I read once that even unexpected expenses can be expected. Sure, I wasn’t expecting to have to replace all my computers at the same time. But, if you look at the balance sheet over time, you’ll see that almost every year incurs at least one unexpected major expense. Maybe your camera breaks. Or a new upgrade becomes available that you need to address a shift in your business. Or, you want to invest in a once in a lifetime project. Or this. Or that. Looking back over a longer period of time allows me to average my annual expenses and come up with a more accurate guess as to what I can expect to spend next year, while taking into account the likelihood of an unexpected expense or two being thrown into the mix.

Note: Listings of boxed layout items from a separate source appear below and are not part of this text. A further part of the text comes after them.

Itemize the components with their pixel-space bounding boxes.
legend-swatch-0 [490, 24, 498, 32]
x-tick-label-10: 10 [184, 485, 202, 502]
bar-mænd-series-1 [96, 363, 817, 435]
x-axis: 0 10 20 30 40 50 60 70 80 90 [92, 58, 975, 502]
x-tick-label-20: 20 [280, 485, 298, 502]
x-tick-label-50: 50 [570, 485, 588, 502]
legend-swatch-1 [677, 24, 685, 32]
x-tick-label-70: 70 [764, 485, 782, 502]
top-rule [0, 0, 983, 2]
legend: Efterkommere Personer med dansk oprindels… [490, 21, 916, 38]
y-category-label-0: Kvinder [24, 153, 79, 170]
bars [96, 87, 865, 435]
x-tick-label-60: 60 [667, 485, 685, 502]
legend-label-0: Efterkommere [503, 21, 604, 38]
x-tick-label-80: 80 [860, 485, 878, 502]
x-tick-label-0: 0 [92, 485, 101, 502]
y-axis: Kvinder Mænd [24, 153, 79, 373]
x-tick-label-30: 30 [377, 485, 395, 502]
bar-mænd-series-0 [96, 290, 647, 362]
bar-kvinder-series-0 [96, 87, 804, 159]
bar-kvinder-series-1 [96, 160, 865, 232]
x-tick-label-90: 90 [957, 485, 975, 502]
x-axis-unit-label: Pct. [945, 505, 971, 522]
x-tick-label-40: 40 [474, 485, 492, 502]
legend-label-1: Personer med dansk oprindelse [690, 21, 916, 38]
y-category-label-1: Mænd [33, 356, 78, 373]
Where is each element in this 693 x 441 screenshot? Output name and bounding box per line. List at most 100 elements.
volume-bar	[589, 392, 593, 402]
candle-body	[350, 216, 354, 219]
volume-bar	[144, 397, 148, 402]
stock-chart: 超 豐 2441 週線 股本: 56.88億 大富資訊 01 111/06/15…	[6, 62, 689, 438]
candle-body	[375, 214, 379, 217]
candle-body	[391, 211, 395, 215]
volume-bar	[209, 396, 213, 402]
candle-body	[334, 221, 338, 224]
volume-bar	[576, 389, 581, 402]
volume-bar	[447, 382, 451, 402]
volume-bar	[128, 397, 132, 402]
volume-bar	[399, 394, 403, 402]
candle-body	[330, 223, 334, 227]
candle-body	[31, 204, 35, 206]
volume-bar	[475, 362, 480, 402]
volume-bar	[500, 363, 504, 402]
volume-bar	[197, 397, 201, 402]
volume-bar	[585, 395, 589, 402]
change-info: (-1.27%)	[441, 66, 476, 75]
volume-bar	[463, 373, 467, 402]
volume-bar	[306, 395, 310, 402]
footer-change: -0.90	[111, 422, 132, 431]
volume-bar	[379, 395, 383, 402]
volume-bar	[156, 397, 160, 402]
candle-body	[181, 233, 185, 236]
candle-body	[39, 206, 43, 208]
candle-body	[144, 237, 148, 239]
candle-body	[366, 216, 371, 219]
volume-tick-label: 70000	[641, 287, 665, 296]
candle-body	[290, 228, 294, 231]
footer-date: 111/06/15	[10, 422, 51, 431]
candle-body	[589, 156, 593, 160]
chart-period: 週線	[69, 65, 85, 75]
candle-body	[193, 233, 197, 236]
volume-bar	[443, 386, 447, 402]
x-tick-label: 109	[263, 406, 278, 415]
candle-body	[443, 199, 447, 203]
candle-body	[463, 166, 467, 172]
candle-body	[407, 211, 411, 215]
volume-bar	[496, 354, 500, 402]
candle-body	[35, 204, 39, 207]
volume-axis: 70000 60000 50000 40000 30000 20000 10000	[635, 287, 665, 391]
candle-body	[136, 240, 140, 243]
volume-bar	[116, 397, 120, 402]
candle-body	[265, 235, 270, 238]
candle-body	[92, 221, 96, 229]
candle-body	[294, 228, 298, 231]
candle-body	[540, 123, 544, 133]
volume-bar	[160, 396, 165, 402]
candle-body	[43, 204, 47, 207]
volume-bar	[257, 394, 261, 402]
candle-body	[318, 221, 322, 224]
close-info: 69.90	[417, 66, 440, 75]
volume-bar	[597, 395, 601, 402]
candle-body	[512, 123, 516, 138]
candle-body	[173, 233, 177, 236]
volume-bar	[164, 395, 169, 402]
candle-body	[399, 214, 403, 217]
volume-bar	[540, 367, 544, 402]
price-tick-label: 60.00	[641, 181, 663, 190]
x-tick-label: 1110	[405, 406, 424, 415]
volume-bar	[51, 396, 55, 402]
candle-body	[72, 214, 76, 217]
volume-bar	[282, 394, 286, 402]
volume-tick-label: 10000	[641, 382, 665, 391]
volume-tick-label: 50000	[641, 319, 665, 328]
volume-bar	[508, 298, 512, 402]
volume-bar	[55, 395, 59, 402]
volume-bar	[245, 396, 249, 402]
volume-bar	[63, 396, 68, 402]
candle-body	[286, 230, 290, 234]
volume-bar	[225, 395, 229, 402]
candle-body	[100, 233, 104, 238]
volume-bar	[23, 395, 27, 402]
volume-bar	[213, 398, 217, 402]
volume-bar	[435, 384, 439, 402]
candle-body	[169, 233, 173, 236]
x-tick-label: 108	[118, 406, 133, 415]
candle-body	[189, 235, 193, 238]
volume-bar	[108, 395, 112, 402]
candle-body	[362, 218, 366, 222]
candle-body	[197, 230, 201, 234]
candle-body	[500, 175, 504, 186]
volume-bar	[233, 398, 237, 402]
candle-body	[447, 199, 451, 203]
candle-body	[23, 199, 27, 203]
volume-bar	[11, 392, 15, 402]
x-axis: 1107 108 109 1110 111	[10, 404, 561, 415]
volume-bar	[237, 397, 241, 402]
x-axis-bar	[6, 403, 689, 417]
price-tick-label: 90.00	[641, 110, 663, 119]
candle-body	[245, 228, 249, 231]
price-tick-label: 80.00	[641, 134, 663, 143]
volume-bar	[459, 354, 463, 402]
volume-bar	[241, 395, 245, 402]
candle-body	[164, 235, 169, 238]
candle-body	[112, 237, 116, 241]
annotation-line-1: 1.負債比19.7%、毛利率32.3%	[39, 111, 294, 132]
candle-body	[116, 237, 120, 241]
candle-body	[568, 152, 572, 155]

This clarity also allows me to restrict my emotional response to my business and look at it from an objective platform. If I need to spend X each year in expenses to keep my business afloat, do my revenues outperform that number? It can be a hard fact to face. But making a profit is a simple matter of mathematics. If it turns out that your average revenues show no signs of besting your average expenses, you may need to re-examine your strategy. Likewise, if your annual revenues show consistent growth year over year, you might be in a better position to project growth in the coming year. If your expenses show a downward trend, identifying areas where you can further reduce might allow you to retain more of the money that comes into the business this time next year. 

It’s not nearly as sexy as discussing new camera techniques, or following your artistic passion, but business is business. And knowing the objective numbers behind the subjective passion is what will allow you to turn that passion into profit.

Where Am I Going?

Looking back to do the hard work of examining both my business and aesthetic progress is key in allowing me to move forward. As a commercial artist, you are the captain of your own ship, for better or for worse. So, you are the only one who can decide when it’s time to turn the ship or forge straight ahead. The market we are in is constantly evolving, and what worked three years ago might be a completely obsolete strategy as we move forward.

Once you’ve taken the time to assess where you’ve been, and what that projects about you and your business, it’s time to decide where you want to go. It’s impossible to give people directions without first knowing where they want to go. Likewise, you can’t reach a goal without first knowing what that goal is in the first place.

So this is the time of the year when I take a step back and reconsider my course. Am I still aiming my work at the right clients? Have outgrown a certain market? Or am I trying to compete in an area which the numbers are telling me will rarely be profitable?  

Where do I want to go as an artist? Is the work I’m doing still fulfilling? Does the analysis of my creative trends suggest that my heart is leading me in a different direction? Sure, running a business is full of practical decisions made by the brain, not the heart. But, at the end of the day, the amount of dedication required to succeed in this business necessitates that I be as emotionally invested in my success as I am mentally. So, as important as it is to identify the financial indicators to business success, it is equally important to engage with the ongoing process of checking in on my artistic indicators. This will not only make me a better artist, but also make me a better value to potential customers.

Whether you pick up a camera to make a living or simply to improve your hobby, taking time to reflect can be key in your ability to look ahead with clarity, confidence, and passion.